In the last place. I may safely grant that by reading Homer, Virgil was taught to imitate his invention--that is to imitate like him (which is no more than if a painter studied Raffaelle that he might learn to design after his manner). And thus I might imitate Virgil if I were capable of writing an heroic poem, and yet the invention be my own; but I should endeavour to avoid a servile copying. I would not give the same story under other names, with the same characters, in the same order, and with the same sequel, for every common reader to find me out at the first sight for a plagiary, and cry, "This I read before in Virgil in a better language and in better verse." This is like Merry-Andrew on the low rope copying lubberly the same tricks which his master is so dexterously performing on the high.
I will trouble your lordship but with one objection more, which I know not whether I found in Le Febvre or Valois, but I am sure I have read it in another French critic, whom I will not name because I think it is not much for his reputation. Virgil in the heat of action--suppose, for example, in describing the fury of his hero in a battle (when he is endeavouring to raise our concernments to the highest pitch)--turns short on the sudden into some similitude which diverts, say they, your attention from the main subject, and misspends it on some trivial image. He pours cold water into the caldron when his business is to make it boil.
This accusation is general against all who would be thought heroic poets, but I think it touches Virgil less than any; he is too great a master of his art to make a blot which may so easily be hit.
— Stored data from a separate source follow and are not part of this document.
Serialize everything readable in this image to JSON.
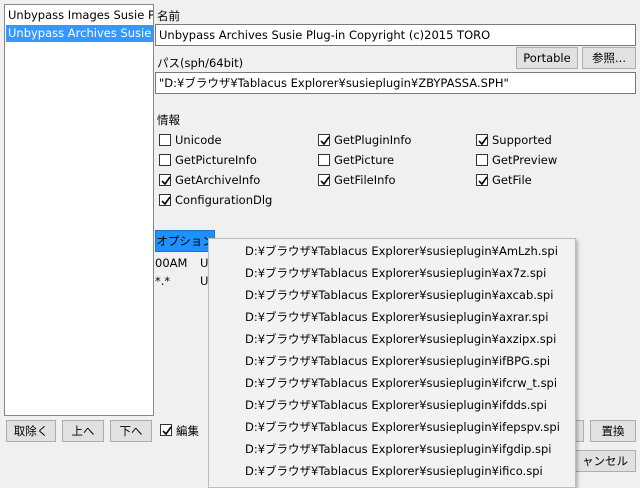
{
  "plugin_list": {
    "items": [
      {
        "label": "Unbypass Images Susie Plug-in",
        "selected": false
      },
      {
        "label": "Unbypass Archives Susie Plug-in",
        "selected": true
      }
    ]
  },
  "left_buttons": {
    "remove": "取除く",
    "up": "上へ",
    "down": "下へ"
  },
  "edit_checkbox": {
    "label": "編集",
    "checked": true
  },
  "name_section": {
    "label": "名前",
    "value": "Unbypass Archives Susie Plug-in Copyright (c)2015 TORO"
  },
  "path_section": {
    "label": "パス(sph/64bit)",
    "value": "\"D:¥ブラウザ¥Tablacus Explorer¥susieplugin¥ZBYPASSA.SPH\"",
    "portable_label": "Portable",
    "browse_label": "参照..."
  },
  "info_section": {
    "label": "情報",
    "checkboxes": [
      {
        "label": "Unicode",
        "checked": false
      },
      {
        "label": "GetPluginInfo",
        "checked": true
      },
      {
        "label": "Supported",
        "checked": true
      },
      {
        "label": "GetPictureInfo",
        "checked": false
      },
      {
        "label": "GetPicture",
        "checked": false
      },
      {
        "label": "GetPreview",
        "checked": false
      },
      {
        "label": "GetArchiveInfo",
        "checked": true
      },
      {
        "label": "GetFileInfo",
        "checked": true
      },
      {
        "label": "GetFile",
        "checked": true
      },
      {
        "label": "ConfigurationDlg",
        "checked": true
      }
    ]
  },
  "options_button": "オプション",
  "partial_text": [
    "00AM",
    "U",
    "*.*",
    "U"
  ],
  "replace_button": "置換",
  "cancel_button": "ャンセル",
  "dropdown": {
    "items": [
      "D:¥ブラウザ¥Tablacus Explorer¥susieplugin¥AmLzh.spi",
      "D:¥ブラウザ¥Tablacus Explorer¥susieplugin¥ax7z.spi",
      "D:¥ブラウザ¥Tablacus Explorer¥susieplugin¥axcab.spi",
      "D:¥ブラウザ¥Tablacus Explorer¥susieplugin¥axrar.spi",
      "D:¥ブラウザ¥Tablacus Explorer¥susieplugin¥axzipx.spi",
      "D:¥ブラウザ¥Tablacus Explorer¥susieplugin¥ifBPG.spi",
      "D:¥ブラウザ¥Tablacus Explorer¥susieplugin¥ifcrw_t.spi",
      "D:¥ブラウザ¥Tablacus Explorer¥susieplugin¥ifdds.spi",
      "D:¥ブラウザ¥Tablacus Explorer¥susieplugin¥ifepspv.spi",
      "D:¥ブラウザ¥Tablacus Explorer¥susieplugin¥ifgdip.spi",
      "D:¥ブラウザ¥Tablacus Explorer¥susieplugin¥ifico.spi"
    ]
  },
  "colors": {
    "selection": "#3399ff",
    "options_button": "#1e90ff",
    "window_bg": "#f0f0f0"
  }
}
Similitudes (as I have said) are not for tragedy, which is all violent, and where the passions are in a perpetual ferment; for there they deaden, where they should animate; they are not of the nature of dialogue unless in comedy. A metaphor is almost all the stage can suffer, which is a kind of similitude comprehended in a word. But this figure has a contrary effect in heroic poetry; there it is employed to raise the admiration, which is its proper business; and admiration is not of so violent a nature as fear or hope, compassion or horror, or any concernment we can have for such or such a person on the stage. Not but I confess that similitudes and descriptions when drawn into an unreasonable length must needs nauseate the reader. Once I remember (and but once) Virgil makes a similitude of fourteen lines, and his description of Fame is about the same number. He is blamed for both, and I doubt not but he would have contracted them had be lived to have reviewed his work; but faults are no precedents. This I have observed of his similitudes in general--that they are not placed (as our unobserving critics tell us) in the heat of any action, but commonly in its declining; when he has warmed us in his description as much as possibly he can, then (lest that warmth should languish) he renews it by some apt similitude which illustrates his subject and yet palls not his audience. I need give your lordship but one example of this kind, and leave the rest to your observation when next you review the whole "AEneis" in the original, unblemished by my rude translation; it is in the first hook, where the poet describes Neptune composing the ocean, on which AEolus had raised a tempest without his permission. He had already chidden the rebellious winds for obeying the commands of their usurping master; he had warned them from the seas; he had beaten down the billows with his mace; dispelled the clouds, restored the sunshine, while Triton and Cymothoe were heaving the ships from off the quicksands, before the poet would offer at a similitude for illustration "Ac, veluti magno in populo cum saepe coorta est Seditio, saevitque animis ignobile vulgus;
Jamque faces, et saxa volant; furor arma ministrat;
Tum, pietate gravem ac meritis si forte virum quem Conspexere, silent, arrectisque auribus adstant:
Ille regit dictis animos, et pectora mulcet:
Sic cunctus pelagi cecidit fragor, aequora postquam Prospiciens genitor, coeloque invectus aperto Flectit equos, curruque volans dat lora secundo."
This is the first similitude which Virgil makes in this poem, and one of the longest in the whole, for which reason I the rather cite it. While the storm was in its fury, any allusion had been improper; for the poet could have compared it to nothing more impetuous than itself; consequently he could have made no illustration. If he could have illustrated, it had been an ambitious ornament out of season, and would have diverted our concernment (nunc non erat his locus), and therefore he deferred it to its proper place.
These are the criticisms of most moment which have been made against the "AEneis" by the ancients or moderns. As for the particular exceptions against this or that passage, Macrobius and Pontanus have answered them already. If I desired to appear more learned than I am, it had been as easy for me to have taken their objections and solutions as it is for a country parson to take the expositions of the Fathers out of Junius and Tremellius, or not to have named the authors from whence I had them; for so Ruaeus (otherwise a most judicious commentator on Virgil's works) has used Pontanus, his greatest benefactor, of whom he is very silent, and I do not remember that he once cites him.
What follows next is no objection; for that implies a fault, and it had been none in Virgil if he had extended the time of his action beyond a year--at least, Aristotle has set no precise limits to it.
Homer's, we know, was within two months; Tasso; I am sure, exceeds not a summer, and if I examined him perhaps he might be reduced into a much less compass. Bossu leaves it doubtful whether Virgil's action were within the year, or took up some months beyond it.